Le funeste projet Mangin, choisi par couardise par Delanoë en 2004, cédant aux intérêts d'Unibail, tentait de poser un couvercle sur la formidable énergie du site et orientait toutes les circulations, les interactions avec la gare d'échanges et le jardin lui-même en direction d'un objectif premier : la valorisation du centre commercial. Ces travers ont été accusés par la copie revue par l'architecte Berger sous le nom de Canopée : les équipements publics sont tous déplacés dans un premier étage bas de plafond alors qu'auparavant certains d'entre eux étaient installés en rez-de-chaussée. En guise de grand équipement métropolitain censé donner du sens et du symbole au projet, on a un café !
Et pourtant, cruel et incroyable paradoxe, c'est la ville qui contribue le plus au financement de l'opération, pour presque 500 millions d'euros. Un pareil effort municipal pour ce qui n'est, selon cette brave adjointe à l'urbanisme, qu'un centre commercial ! Pis encore, Unibail en profite pour rafler à vil prix la propriété définitive du centre commercial et de nouveaux espaces et voies d'accès qui sont autour.

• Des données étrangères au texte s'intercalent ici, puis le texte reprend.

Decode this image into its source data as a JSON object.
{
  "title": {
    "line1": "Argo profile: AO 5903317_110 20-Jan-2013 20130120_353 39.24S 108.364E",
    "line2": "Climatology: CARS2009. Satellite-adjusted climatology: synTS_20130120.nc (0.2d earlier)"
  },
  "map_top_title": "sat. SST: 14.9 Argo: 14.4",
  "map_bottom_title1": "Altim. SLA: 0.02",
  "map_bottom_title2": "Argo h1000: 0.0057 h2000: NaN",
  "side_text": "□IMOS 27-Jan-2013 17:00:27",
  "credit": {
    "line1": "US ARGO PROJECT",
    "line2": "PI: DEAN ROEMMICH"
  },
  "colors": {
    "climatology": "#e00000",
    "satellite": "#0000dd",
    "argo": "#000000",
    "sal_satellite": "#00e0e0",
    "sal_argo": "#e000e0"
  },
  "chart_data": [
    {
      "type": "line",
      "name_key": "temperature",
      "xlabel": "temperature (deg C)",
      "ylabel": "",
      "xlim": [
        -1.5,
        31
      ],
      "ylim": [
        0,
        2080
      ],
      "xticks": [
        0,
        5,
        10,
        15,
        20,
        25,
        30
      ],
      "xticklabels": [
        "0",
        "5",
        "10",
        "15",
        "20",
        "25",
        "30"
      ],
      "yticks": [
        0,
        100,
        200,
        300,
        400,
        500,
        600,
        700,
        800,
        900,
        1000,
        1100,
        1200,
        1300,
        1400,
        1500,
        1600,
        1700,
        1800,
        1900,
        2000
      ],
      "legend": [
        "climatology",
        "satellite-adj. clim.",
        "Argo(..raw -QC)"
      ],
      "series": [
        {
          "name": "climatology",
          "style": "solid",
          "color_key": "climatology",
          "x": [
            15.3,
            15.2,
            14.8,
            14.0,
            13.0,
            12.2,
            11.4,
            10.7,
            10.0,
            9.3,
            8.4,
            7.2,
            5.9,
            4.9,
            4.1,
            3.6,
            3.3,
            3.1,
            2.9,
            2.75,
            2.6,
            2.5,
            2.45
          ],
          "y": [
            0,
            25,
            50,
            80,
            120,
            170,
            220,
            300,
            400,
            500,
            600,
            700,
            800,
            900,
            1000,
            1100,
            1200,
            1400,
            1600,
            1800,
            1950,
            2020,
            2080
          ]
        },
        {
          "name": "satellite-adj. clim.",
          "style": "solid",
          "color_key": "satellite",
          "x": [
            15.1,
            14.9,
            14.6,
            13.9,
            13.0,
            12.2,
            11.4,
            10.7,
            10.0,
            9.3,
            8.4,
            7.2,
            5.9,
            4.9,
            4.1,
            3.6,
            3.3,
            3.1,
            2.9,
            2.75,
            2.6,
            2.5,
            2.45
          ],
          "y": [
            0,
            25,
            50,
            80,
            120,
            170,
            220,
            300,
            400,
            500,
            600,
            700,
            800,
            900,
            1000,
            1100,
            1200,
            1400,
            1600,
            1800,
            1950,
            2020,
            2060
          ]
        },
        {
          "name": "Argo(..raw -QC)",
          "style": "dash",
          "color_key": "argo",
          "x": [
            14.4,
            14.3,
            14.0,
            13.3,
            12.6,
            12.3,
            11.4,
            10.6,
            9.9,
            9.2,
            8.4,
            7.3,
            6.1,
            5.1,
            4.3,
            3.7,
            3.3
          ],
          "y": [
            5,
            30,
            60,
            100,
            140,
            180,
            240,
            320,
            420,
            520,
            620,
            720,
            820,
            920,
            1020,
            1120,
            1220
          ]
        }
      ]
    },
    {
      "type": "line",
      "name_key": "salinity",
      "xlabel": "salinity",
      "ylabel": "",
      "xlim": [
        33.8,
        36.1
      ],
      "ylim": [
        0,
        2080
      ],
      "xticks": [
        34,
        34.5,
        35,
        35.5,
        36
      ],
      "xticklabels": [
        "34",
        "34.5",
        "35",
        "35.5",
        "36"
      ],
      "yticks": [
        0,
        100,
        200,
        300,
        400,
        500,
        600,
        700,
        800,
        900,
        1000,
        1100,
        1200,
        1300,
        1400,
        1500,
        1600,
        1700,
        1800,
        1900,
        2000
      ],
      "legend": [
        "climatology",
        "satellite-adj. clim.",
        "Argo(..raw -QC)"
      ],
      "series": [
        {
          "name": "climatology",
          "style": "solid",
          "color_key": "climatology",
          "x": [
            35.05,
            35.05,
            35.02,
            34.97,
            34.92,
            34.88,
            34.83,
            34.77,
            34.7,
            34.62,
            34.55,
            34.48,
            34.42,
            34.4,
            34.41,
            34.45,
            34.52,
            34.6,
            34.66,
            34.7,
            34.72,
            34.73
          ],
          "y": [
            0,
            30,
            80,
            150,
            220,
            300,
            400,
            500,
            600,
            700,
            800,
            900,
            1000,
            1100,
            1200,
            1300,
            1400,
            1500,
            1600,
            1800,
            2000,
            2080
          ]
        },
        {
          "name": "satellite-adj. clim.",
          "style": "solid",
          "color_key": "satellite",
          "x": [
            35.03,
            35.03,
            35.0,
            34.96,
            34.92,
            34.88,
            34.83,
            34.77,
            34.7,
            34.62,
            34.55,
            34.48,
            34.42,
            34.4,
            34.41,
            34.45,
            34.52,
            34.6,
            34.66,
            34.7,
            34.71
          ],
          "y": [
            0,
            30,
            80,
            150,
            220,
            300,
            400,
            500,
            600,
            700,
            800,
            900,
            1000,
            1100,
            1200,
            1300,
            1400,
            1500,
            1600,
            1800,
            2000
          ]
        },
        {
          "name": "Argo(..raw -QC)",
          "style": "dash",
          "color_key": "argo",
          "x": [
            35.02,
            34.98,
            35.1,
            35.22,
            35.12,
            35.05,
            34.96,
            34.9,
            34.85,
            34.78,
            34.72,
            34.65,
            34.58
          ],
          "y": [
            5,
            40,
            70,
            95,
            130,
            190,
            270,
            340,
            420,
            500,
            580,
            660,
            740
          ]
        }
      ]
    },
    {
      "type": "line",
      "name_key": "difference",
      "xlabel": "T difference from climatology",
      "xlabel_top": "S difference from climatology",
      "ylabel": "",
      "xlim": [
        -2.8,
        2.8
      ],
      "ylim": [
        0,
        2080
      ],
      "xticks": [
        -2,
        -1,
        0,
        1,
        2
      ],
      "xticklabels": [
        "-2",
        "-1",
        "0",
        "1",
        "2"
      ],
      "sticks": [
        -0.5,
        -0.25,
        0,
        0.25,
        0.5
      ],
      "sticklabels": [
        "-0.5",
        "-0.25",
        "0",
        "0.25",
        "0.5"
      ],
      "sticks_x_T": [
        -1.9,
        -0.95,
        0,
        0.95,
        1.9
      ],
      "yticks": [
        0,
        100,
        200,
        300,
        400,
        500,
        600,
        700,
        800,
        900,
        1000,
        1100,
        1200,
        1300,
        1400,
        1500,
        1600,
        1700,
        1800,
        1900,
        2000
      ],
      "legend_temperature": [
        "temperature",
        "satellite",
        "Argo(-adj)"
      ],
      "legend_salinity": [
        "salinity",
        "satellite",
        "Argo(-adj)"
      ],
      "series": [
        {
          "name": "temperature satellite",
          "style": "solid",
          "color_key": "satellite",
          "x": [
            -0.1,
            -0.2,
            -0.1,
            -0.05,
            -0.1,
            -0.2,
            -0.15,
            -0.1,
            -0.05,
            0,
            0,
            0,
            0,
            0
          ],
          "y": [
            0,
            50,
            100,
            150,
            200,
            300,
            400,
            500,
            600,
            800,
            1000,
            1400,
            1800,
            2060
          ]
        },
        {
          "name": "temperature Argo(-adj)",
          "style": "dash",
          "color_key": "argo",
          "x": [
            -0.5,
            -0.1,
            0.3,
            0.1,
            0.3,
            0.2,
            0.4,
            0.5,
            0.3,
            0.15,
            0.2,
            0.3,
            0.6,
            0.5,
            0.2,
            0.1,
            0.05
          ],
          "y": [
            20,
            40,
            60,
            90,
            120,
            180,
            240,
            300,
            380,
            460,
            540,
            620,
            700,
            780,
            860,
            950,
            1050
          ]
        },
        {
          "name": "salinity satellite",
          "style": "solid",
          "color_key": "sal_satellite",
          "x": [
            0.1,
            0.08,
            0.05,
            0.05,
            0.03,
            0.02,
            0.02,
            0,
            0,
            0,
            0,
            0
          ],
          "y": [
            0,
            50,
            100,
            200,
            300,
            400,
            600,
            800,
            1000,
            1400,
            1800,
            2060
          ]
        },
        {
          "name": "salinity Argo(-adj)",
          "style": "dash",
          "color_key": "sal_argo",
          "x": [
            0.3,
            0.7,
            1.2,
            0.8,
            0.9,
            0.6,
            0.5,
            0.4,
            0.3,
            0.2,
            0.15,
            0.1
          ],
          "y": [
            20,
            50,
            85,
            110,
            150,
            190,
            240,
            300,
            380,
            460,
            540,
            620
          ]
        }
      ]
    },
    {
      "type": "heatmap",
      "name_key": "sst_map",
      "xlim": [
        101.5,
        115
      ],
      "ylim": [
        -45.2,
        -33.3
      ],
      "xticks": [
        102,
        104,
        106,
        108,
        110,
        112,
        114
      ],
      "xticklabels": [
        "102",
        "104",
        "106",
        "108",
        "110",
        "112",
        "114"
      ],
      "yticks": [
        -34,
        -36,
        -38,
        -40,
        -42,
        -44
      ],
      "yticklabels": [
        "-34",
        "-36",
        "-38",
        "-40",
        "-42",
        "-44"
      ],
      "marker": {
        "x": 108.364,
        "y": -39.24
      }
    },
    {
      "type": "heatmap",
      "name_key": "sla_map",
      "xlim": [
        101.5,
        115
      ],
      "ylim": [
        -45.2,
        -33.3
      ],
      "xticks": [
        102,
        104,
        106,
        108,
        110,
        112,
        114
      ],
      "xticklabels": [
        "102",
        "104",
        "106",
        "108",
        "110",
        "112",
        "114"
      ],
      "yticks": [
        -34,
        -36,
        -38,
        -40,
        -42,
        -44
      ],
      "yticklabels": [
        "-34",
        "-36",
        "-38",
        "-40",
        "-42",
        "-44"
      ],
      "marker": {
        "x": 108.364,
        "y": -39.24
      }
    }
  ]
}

Comme nous l'avions expliqué, le bail à construction (sorte de bail emphytéotique) dont dispose jusqu'à présent Unibail, vient à échéance en 2020 pour les parkings et 2055 pour les commerces. Le vendre maintenant, pour la ville, revient à la vendre au plus mauvais moment : le terme de le l'emphytéose est encore suffisamment éloigné pour qu'Unibail soit en position de force. Mais, à partir de 2030, chaque année, la valeur de rachat croîtra de plus en plus fortement, pour connaître une hausse vertigineuse dans les dernières annuités.
La ville va donc se priver aujourd'hui pour 100 millions d'euros de la propriété de près de 70.000 mètres carrés dans l'un des meilleurs emplacements commerciaux au monde. Rien ne la force pourtant à céder ces droits. Quitte à s'endetter de 500 millions d'euros, aux taux actuels, il était infiniment plus avantageux pour Paris de contracter 100 millions d'emprunt supplémentaires et d'attendre que l'échéance du bail se rapproche pour, tant qu'à vendre un jour, toucher le Pactole.

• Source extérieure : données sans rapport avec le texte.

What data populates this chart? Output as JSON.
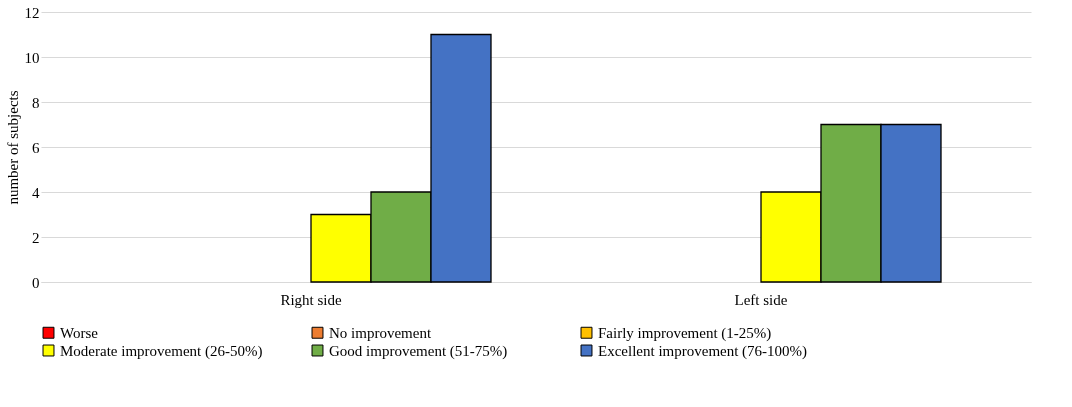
{
  "chart_data": {
    "type": "bar",
    "ylabel": "number of subjects",
    "categories": [
      "Right side",
      "Left side"
    ],
    "series": [
      {
        "name": "Worse",
        "color": "#ff0000",
        "values": [
          0,
          0
        ]
      },
      {
        "name": "No improvement",
        "color": "#ed7d31",
        "values": [
          0,
          0
        ]
      },
      {
        "name": "Fairly improvement (1-25%)",
        "color": "#ffc000",
        "values": [
          0,
          0
        ]
      },
      {
        "name": "Moderate improvement (26-50%)",
        "color": "#ffff00",
        "values": [
          3,
          4
        ]
      },
      {
        "name": "Good improvement (51-75%)",
        "color": "#70ad47",
        "values": [
          4,
          7
        ]
      },
      {
        "name": "Excellent improvement (76-100%)",
        "color": "#4472c4",
        "values": [
          11,
          7
        ]
      }
    ],
    "ylim": [
      0,
      12
    ],
    "yticks": [
      0,
      2,
      4,
      6,
      8,
      10,
      12
    ],
    "grid": "y",
    "legend": "bottom"
  }
}
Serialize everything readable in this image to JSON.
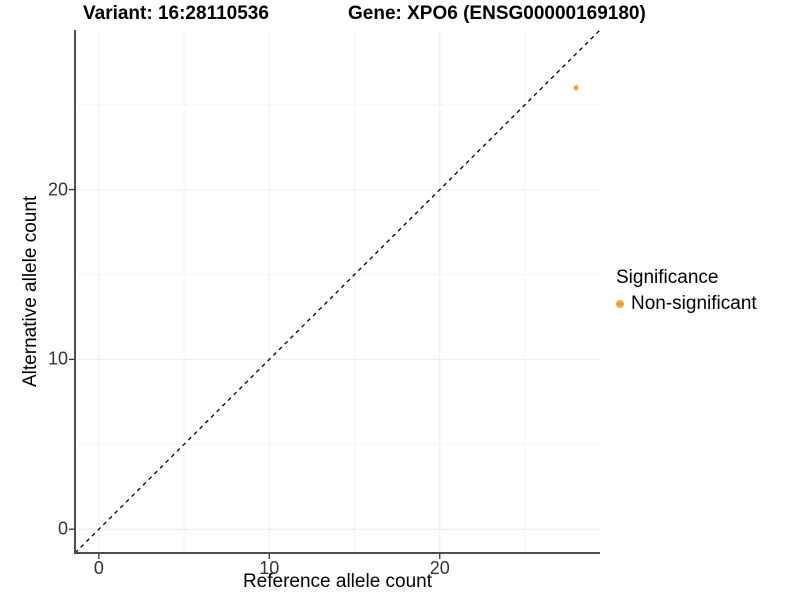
{
  "chart_data": {
    "type": "scatter",
    "titles": {
      "variant": "Variant: 16:28110536",
      "gene": "Gene: XPO6 (ENSG00000169180)"
    },
    "xlabel": "Reference allele count",
    "ylabel": "Alternative allele count",
    "xlim": [
      -1.4,
      29.4
    ],
    "ylim": [
      -1.4,
      29.4
    ],
    "x_ticks": [
      0,
      10,
      20
    ],
    "y_ticks": [
      0,
      10,
      20
    ],
    "x_minor_gridlines": [
      5,
      15,
      25
    ],
    "y_minor_gridlines": [
      5,
      15,
      25
    ],
    "grid": "on",
    "points": [
      {
        "x": 28,
        "y": 26,
        "significance": "Non-significant",
        "color": "#F8A437"
      }
    ],
    "reference_line": {
      "type": "identity",
      "slope": 1,
      "intercept": 0,
      "linetype": "dashed",
      "color": "#000000"
    },
    "legend": {
      "title": "Significance",
      "position": "right",
      "items": [
        {
          "label": "Non-significant",
          "color": "#F8A437"
        }
      ]
    },
    "style": {
      "background": "#ffffff",
      "major_gridline_color": "#ececec",
      "minor_gridline_color": "#f5f5f5",
      "axis_line_color": "#4d4d4d",
      "tick_mark_color": "#333333",
      "tick_label_color": "#333333",
      "title_color": "#000000"
    }
  }
}
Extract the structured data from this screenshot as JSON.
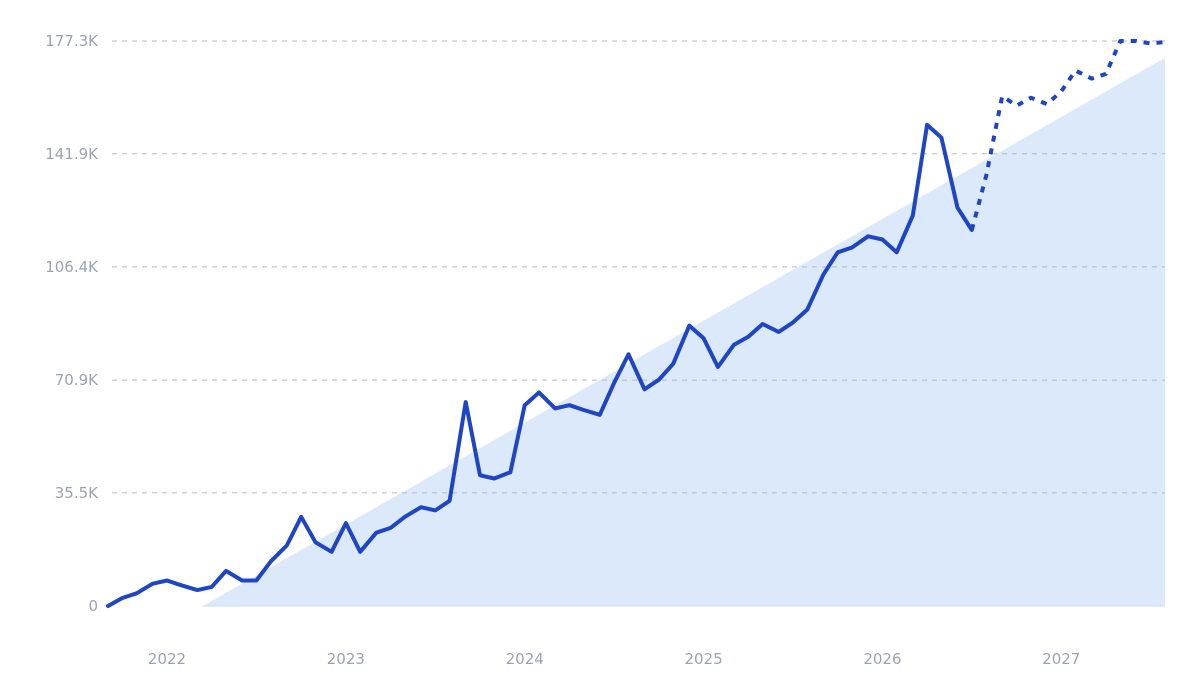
{
  "chart_data": {
    "type": "line",
    "title": "",
    "xlabel": "",
    "ylabel": "",
    "ylim": [
      0,
      177300
    ],
    "yticks": [
      0,
      35500,
      70900,
      106400,
      141900,
      177300
    ],
    "ytick_labels": [
      "0",
      "35.5K",
      "70.9K",
      "106.4K",
      "141.9K",
      "177.3K"
    ],
    "xlim": [
      2021.67,
      2027.58
    ],
    "xticks": [
      2022,
      2023,
      2024,
      2025,
      2026,
      2027
    ],
    "xtick_labels": [
      "2022",
      "2023",
      "2024",
      "2025",
      "2026",
      "2027"
    ],
    "grid": "horizontal dashed",
    "legend": "none",
    "colors": {
      "line": "#1f45c7",
      "area": "#dbe9fa",
      "grid": "#aebbd0",
      "tick": "#9aa3b5"
    },
    "series": [
      {
        "style": "solid",
        "x": [
          2021.67,
          2021.75,
          2021.83,
          2021.92,
          2022.0,
          2022.08,
          2022.17,
          2022.25,
          2022.33,
          2022.42,
          2022.5,
          2022.58,
          2022.67,
          2022.75,
          2022.83,
          2022.92,
          2023.0,
          2023.08,
          2023.17,
          2023.25,
          2023.33,
          2023.42,
          2023.5,
          2023.58,
          2023.67,
          2023.75,
          2023.83,
          2023.92,
          2024.0,
          2024.08,
          2024.17,
          2024.25,
          2024.33,
          2024.42,
          2024.5,
          2024.58,
          2024.67,
          2024.75,
          2024.83,
          2024.92,
          2025.0,
          2025.08,
          2025.17,
          2025.25,
          2025.33,
          2025.42,
          2025.5,
          2025.58,
          2025.67,
          2025.75,
          2025.83,
          2025.92,
          2026.0,
          2026.08,
          2026.17,
          2026.25,
          2026.33,
          2026.42,
          2026.5
        ],
        "values": [
          0,
          2500,
          4000,
          7000,
          8000,
          6500,
          5000,
          6000,
          11000,
          8000,
          8000,
          14000,
          19000,
          28000,
          20000,
          17000,
          26000,
          17000,
          23000,
          24500,
          28000,
          31000,
          30000,
          33000,
          64000,
          41000,
          40000,
          42000,
          63000,
          67000,
          62000,
          63000,
          61500,
          60000,
          70000,
          79000,
          68000,
          71000,
          76000,
          88000,
          84000,
          75000,
          82000,
          84500,
          88500,
          86000,
          89000,
          93000,
          104000,
          111000,
          112500,
          116000,
          115000,
          111000,
          122500,
          151000,
          147000,
          125000,
          118000
        ]
      },
      {
        "style": "dashed",
        "x": [
          2026.5,
          2026.58,
          2026.67,
          2026.75,
          2026.83,
          2026.92,
          2027.0,
          2027.08,
          2027.17,
          2027.25,
          2027.33,
          2027.42,
          2027.5,
          2027.58
        ],
        "values": [
          118000,
          135000,
          160000,
          157000,
          159500,
          157500,
          161500,
          168000,
          165500,
          167000,
          177300,
          177300,
          176500,
          177000
        ]
      }
    ],
    "area": {
      "x": [
        2022.2,
        2027.58
      ],
      "values": [
        0,
        172000
      ]
    }
  }
}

Quant à l'estimation des domaines, derrière laquelle se réfugie Hidalgo & Co, elle est forcément mal à l'aise avec la nature particulière d'un bail à construction. Au mieux, ne peut-elle que refléter l'évidence qu'il est trop tôt pour vendre. Il eut fallu, pour la clarté du choix, qu'une estimation de la valeur de cet espace soit faite à la date d'aujourd'hui, mais également, dans 5, 10, 15, 20, 25 et 30 ans et l'on aurait alors constaté l'augmentation verticale du prix de cession potentiel !
Il est encore temps, pour l'opposition parisienne comme pour les Verts, qui refusent ces soldes (qu'ils en soient félicités), d'exiger que ce travail indépendant d'évaluation soit fait avant le prochain Conseil de Paris. Ne laissons pas brader l'avenir de notre ville.